Turkey’s Arab Awakening Policy
"Turkey is a rising power in the Middle East and it is really important for U.S. to cooperate with Turkey on many issues. Turkey just needs to learn how to deal with all these different policy matters at the same time. Arab Spring, just like the U.S., created many dilemmas for Turkey as well."
"Unfortunate reality is that it is increasingly the belief that Turkey’s potential accession to the European Union is not going to happen. Turkey is a crossroad country, economically dynamic, has strong trade ties with EU countries and U.S., and would have been much happier if the EU were to be more favorable towards Turkish accession. It is not our ability to make it happen."
Arab Spring Quo Vadis?
"I think that Arab Spring has net positive effects. I think in Egypt and Tunisia, where they are going is a more democratic and open political system over time. Morocco is also heading that direction. I think the Arab Spring has substantial impact on many states. Though there will not be any kind of unified transition across the region all at the same time. It will be much slower in the Gulf countries for instance," explained Gordon.
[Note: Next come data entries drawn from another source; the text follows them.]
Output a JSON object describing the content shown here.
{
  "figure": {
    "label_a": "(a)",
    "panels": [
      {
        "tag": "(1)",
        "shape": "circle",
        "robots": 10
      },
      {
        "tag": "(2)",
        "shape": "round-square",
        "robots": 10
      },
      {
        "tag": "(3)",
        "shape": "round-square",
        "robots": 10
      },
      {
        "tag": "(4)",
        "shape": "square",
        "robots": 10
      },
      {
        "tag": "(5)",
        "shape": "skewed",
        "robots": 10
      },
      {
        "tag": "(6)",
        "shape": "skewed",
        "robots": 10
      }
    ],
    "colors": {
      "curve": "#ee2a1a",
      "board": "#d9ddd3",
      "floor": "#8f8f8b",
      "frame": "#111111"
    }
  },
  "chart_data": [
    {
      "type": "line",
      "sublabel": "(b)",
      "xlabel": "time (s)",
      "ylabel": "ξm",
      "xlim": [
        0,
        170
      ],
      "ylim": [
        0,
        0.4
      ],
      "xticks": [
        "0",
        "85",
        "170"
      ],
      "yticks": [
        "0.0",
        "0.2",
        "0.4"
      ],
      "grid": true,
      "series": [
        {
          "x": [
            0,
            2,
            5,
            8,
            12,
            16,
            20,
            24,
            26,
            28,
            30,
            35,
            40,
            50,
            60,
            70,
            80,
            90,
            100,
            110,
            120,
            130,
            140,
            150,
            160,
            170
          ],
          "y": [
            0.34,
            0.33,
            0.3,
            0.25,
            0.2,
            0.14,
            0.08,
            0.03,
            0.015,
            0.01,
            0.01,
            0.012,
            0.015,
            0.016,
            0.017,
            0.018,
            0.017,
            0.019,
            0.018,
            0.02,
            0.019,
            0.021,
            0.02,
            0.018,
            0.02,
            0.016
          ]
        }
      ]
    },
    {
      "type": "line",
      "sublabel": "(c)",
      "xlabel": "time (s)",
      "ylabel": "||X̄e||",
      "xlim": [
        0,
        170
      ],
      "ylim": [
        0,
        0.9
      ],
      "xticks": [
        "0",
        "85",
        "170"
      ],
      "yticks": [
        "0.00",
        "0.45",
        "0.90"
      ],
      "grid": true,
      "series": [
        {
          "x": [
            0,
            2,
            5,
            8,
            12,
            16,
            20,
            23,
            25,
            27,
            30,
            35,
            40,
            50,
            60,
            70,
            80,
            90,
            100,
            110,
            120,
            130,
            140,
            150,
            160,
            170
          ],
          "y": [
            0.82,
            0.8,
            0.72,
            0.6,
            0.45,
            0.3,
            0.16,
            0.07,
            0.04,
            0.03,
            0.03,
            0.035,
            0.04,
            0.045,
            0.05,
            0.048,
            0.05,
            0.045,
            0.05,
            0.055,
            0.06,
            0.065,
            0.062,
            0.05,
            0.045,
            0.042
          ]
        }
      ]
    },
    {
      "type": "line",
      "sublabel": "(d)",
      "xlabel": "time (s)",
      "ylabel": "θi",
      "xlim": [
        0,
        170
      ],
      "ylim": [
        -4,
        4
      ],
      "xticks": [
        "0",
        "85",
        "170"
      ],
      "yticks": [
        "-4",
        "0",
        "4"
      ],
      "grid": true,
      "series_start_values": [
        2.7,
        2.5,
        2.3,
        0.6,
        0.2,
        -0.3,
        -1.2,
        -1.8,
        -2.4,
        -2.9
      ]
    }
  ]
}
Speaking with Michele Flournoy
I was invited to participate an off the record meeting that Under Secretary of Defense for Policy Michele Flournoy conducted on Thursday morning with about two dozens of prominent national security experts. Flournoy was in Pakistan on Monday for periodic U.S.-Pakistan security consultations when she learned of bin Laden’s death and conveyed U.S.' tough messages to the Pakistani counterparts first hand.
From the conversation it appeared that U.S. doesn’t have any immediate, sharp policy change in Afghanistan or Pakistan following the killing. After closed meeting, Flournoy happened to share the first on-the-record comments from the Defense Department after bin Laden’s death with a few press participants after the event.
Flourney said they expect to see more “concrete” and “undeniable” cooperation from Pakistan and added that they do not have “definitive” evidence that Pakistanis knew Laden was indeed hiding there.
While answering my insistent questions about releasing the photos of Laden, Flourney said “there is no one credible doubting bin Laden’s death.” When I disputed her account and argued that the problem is seriously being discussed in Muslim countries, including Turkey, Flournoy said, “in time [death] will become undeniably apparent. Al-Qaeda also will make changes in its leadership structure to reflect that truth. The same people, who doubt whether he is dead today, will probably look at any photo and doubt its authenticity.”
There is indeed overwhelming evidence that bin Laden is dead. However, the U.S. administration has obligation to release photos for the public to know and see. Not that it would be any more convincing for conspiracy theorists, but still, let's face it, the U.S. also has its own credibility problems, following especially the on-going revelations of the Cablegate saga and many other events of the last decade.